A higher dose of peptides, especially those with a longer T1/2, can potentially produce more subsequent/stronger pulses then a lower dose. You are correct in pointing out that GHRH's have a low ceiling dose in comparison to GHRP's.

The binding is very long lived, inducing increased growth hormone production for 3 weeks after administration. GH release continues to follow natural fluctuation cycles, but at higher levels.

The pharmacokinetics of tesamorelin are nowhere near that long. It has a terminal HL of >1h, although it's effects seem to last longer, up to 8h, insinuating the lygand-receptor binding complex has a longer HL.

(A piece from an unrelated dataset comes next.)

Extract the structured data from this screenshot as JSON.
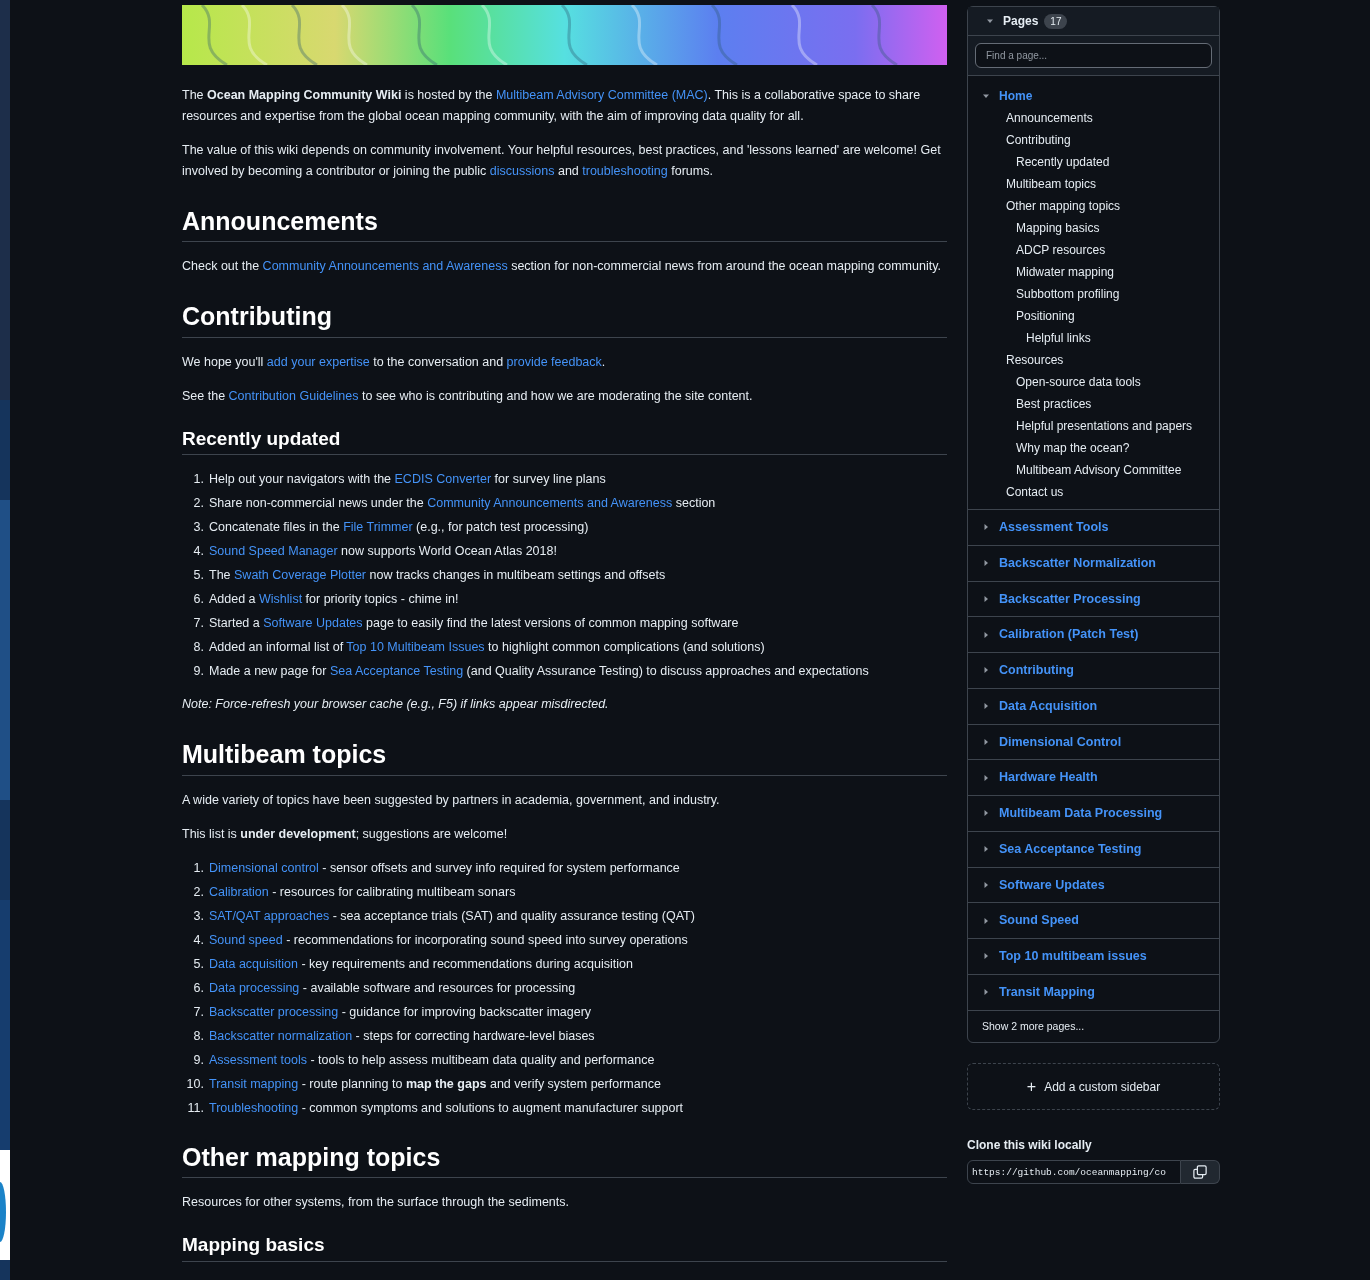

So with continuous administration, you "max out" natural growth hormone levels, without the supra-physiological spikes caused by HGH use.

You can achieve supra physiological igf1 levels with tesamorelin. Although this would be subject to intra-individual diferences.

Its primary downside is cost.

Primary downsides of GH releasing peptides is their rather heavy modulation of the HPA axis.

Curious, were you talking about tesamorelin or some other peptide?
 
Is Sermorelin as effective as Tesamorelin ? Want to boost my own GH before doing hgh ..

Almost. Sermorelin's advantage is a lower price.

They both do the same thing, via the same mechanism. Boost GH and IGG-1 by attaching to the same receptors that stimulate the pituitary.

Sermorelin was developed first, and marketed it as an alternative to HGH, for the same uses, ie short stature children etc.

Tesamorelin added couple of amino acids to the same molecule that makes it bind more strongly to the target receptors, and have a longer shelf life.

Despite suggestions to the contrary, Tesa is Sermorelin++.

Tesa was only approved for reducing visceral fat to relieve the body image psychological distress caused by anti-HIV drugs inducing enlarged guts, but does everything Serm does, as you would expect.